Sometimes what you see on TV really is true. You may have seen a TV show on Netflix called Maid and, if you’re like me, you found it difficult to watch. The main character is a mother who is attempting to escape her abusive partner and get their daughter, Maddy, to safety. Through this process she is faced with the harshness of homelessness, unemployment, and the jarring judicial system that does not lean her way in a custody case. This work of realistic fiction is sadly more realistic than anyone could imagine it being.
Just like in the show, many women leave their homes to escape brutality, yet are then left with nowhere to go. Most landlords have a “zero tolerance for crime” policy that therefore excludes these victims from being able to find a place to live -and without a place to live it is difficult to find a place to work and vice versa. According to ACESDV, mental health issues arise in domestic violence victims such as anxiety, post-traumatic stress disorder, and depression. Many people don’t seek help for these problems, and when someone is mentally ill and homeless, they face a number of obstacles that usually end up making their health worse rather than better.

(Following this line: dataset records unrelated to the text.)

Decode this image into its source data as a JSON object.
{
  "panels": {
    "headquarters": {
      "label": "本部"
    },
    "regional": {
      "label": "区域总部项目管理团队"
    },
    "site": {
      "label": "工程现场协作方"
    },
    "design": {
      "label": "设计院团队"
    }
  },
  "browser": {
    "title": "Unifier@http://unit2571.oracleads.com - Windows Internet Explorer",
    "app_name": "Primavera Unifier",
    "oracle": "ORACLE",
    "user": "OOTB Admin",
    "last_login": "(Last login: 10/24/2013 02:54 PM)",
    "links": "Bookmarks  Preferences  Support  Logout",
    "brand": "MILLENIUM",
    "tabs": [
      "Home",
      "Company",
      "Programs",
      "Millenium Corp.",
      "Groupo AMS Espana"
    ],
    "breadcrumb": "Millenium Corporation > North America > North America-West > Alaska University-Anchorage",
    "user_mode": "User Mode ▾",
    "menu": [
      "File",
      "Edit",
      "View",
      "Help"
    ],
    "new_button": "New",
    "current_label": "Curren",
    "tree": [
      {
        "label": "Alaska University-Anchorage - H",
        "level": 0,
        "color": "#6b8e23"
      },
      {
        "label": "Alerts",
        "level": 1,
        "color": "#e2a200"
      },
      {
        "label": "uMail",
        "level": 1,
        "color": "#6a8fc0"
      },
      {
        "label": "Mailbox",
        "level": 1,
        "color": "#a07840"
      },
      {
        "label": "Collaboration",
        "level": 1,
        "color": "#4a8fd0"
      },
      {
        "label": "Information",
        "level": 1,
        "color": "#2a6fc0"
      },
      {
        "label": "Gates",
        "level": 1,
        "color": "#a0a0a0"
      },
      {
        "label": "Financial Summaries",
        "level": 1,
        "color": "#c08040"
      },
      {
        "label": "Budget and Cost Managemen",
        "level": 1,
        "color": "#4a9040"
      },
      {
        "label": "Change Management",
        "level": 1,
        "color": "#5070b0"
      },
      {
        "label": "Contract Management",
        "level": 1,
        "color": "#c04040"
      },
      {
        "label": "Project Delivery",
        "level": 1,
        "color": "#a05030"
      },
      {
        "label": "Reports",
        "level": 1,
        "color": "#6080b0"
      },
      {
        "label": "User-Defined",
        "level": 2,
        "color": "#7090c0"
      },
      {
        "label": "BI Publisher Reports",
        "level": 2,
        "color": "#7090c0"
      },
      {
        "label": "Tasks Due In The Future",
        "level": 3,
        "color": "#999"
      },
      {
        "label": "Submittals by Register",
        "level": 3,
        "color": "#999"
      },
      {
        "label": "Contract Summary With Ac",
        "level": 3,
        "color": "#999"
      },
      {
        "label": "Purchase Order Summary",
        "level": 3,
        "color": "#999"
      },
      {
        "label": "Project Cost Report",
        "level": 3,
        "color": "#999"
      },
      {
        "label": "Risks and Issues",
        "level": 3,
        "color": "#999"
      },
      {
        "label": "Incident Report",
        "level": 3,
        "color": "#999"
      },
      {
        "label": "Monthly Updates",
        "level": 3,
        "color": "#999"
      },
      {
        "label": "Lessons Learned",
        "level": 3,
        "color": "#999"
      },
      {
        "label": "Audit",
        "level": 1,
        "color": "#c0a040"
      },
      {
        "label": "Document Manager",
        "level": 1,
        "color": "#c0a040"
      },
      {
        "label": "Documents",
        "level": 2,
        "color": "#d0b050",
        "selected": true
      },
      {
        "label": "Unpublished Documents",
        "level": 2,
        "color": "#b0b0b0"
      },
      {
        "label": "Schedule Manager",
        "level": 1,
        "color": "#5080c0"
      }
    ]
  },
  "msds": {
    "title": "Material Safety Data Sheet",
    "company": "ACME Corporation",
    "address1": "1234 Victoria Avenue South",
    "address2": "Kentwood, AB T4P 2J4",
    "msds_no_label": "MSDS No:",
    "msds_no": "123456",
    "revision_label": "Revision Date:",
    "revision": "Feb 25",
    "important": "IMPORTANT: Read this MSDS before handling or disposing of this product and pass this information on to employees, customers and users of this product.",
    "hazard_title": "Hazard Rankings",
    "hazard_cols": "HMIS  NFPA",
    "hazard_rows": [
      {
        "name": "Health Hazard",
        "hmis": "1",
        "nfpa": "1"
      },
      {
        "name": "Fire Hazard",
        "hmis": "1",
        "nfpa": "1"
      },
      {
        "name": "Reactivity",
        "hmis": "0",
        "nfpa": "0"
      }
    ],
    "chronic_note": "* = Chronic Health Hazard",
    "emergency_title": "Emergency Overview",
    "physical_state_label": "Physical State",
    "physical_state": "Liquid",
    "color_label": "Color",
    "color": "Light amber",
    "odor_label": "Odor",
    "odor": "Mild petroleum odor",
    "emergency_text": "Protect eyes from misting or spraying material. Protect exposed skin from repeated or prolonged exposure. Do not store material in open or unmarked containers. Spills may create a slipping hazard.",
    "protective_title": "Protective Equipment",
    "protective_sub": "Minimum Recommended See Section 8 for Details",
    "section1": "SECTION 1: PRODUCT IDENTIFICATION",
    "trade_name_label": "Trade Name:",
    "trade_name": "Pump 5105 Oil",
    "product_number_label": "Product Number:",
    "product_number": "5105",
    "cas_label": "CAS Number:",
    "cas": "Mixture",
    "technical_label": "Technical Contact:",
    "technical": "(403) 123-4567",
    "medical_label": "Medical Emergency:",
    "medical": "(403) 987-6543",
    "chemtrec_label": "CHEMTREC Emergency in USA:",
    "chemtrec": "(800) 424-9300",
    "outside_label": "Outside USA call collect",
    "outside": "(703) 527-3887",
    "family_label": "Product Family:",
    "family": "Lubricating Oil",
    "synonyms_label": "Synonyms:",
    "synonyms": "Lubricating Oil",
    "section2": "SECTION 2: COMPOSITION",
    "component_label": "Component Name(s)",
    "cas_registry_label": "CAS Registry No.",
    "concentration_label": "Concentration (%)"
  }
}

To zoom into the lens of homelessness, over half of the homeless parent and children populations left their last residence due to domestic abuse and violence. Many people decide not to come forward about domestic violence so this number may be higher than is reported. In one homeless shelter in Missouri, 27 percent of people were domestic violence survivors. Imagining that nearly one-third of the homeless population are people fleeing their homes as a result from domestic abuse is horribly astonishing.
There is the STOP Violence Against Women Act that states and programs became eligible for in 1994 which provides training and funds to aid in situations regarding domestic abuse and violence, which is helpful but it is not helpful enough. There should be a widespread understanding of the assistance that domestic violence survivors need after they escape their abusive residence. These people -generally women and children- are likely to feel utterly alone and helpless or may be suffering from the mental disturbances previously described. They should not be disallowed to rent a place because of their being involved in a crime (especially as a victim); they should not have to be turned away from shelters because of lack of funding; and they should never have to go homeless because their abusive past partners have scared them away from their own home.
Donate time or money to shelters that care for survivors, reach out to people you suspect may be in a dangerous situation, and always lend a hand to those in-need.